675 g (1 1/2 lb) boneless loin of pork
2 lemon grass stalks, finely chopped
4 spring onions, thinly sliced
5 ml (1 tsp) salt
12 black peppercorns, coarsely crushed
30 ml (2 tbsp) groundnut oil
2 garlic cloves, chopped
2 fresh red chillies, seeded and chopped
5 ml (1 tsp) light brown soft sugar
30 ml (2 tbsp) Thai fish sauce (nain pla), or to taste
25 g (1 oz) roasted unsalted peanuts, chopped
salt and ground black pepper
coriander leaves, to garnish
rice noodles, to serve
1. Trim any excess fat from the pork. Cut the meat across into 5 mm (1/4 in) thick slices, then cut each slice into 5 mm (1/4 in) strips. Put the pork into a bowl with the lemon grass, spring onions, salt and crushed peppercorns. Mix well, then cover and leave to marinate for 30 minutes.
2. Heat a wok until hot, add the oil and swirl it around.

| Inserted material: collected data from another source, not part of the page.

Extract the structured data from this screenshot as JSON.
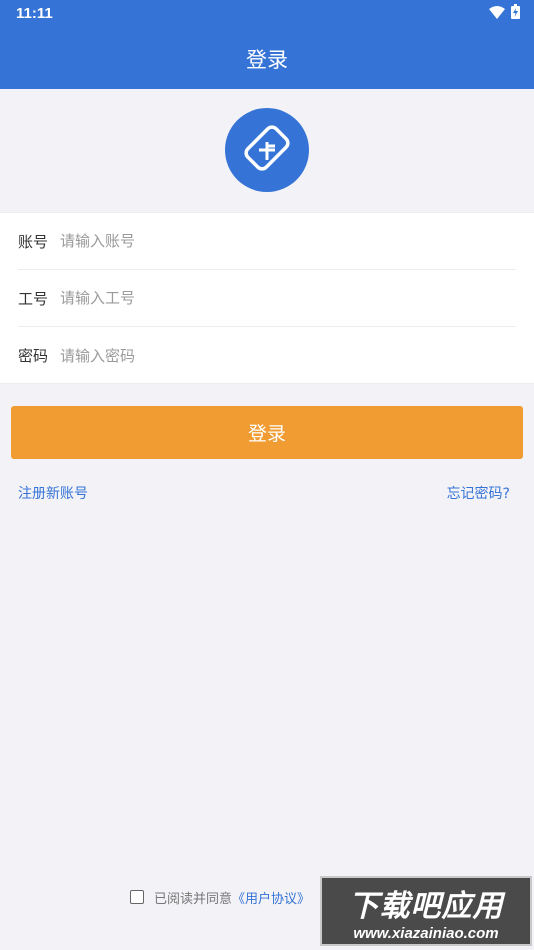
{
  "status_bar": {
    "time": "11:11",
    "icons": [
      "wifi-icon",
      "battery-icon"
    ]
  },
  "header": {
    "title": "登录"
  },
  "logo": {
    "icon": "card-icon"
  },
  "form": {
    "fields": [
      {
        "label": "账号",
        "placeholder": "请输入账号",
        "value": ""
      },
      {
        "label": "工号",
        "placeholder": "请输入工号",
        "value": ""
      },
      {
        "label": "密码",
        "placeholder": "请输入密码",
        "value": ""
      }
    ]
  },
  "actions": {
    "login_label": "登录",
    "register_label": "注册新账号",
    "forgot_label": "忘记密码?"
  },
  "agreement": {
    "checked": false,
    "text": "已阅读并同意",
    "link": "《用户协议》"
  },
  "watermark": {
    "title": "下载吧应用",
    "url": "www.xiazainiao.com"
  },
  "colors": {
    "primary": "#3574d6",
    "accent": "#f09c32",
    "background": "#f3f2f7"
  }
}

Add the pork mixture and stir-fry for 3 minutes.
3. Add the garlic and chillies and stir-fry for a further 5 - 8 minutes over a medium heat until the pork no longer looks pink.
4. Add the sugar, fish sauce and chopped peanuts and toss to mix. Taste and adjust the seasoning, if necessary.
5. Serve at once, garnished with roughly torn coriander leaves on a bed of rice noodles.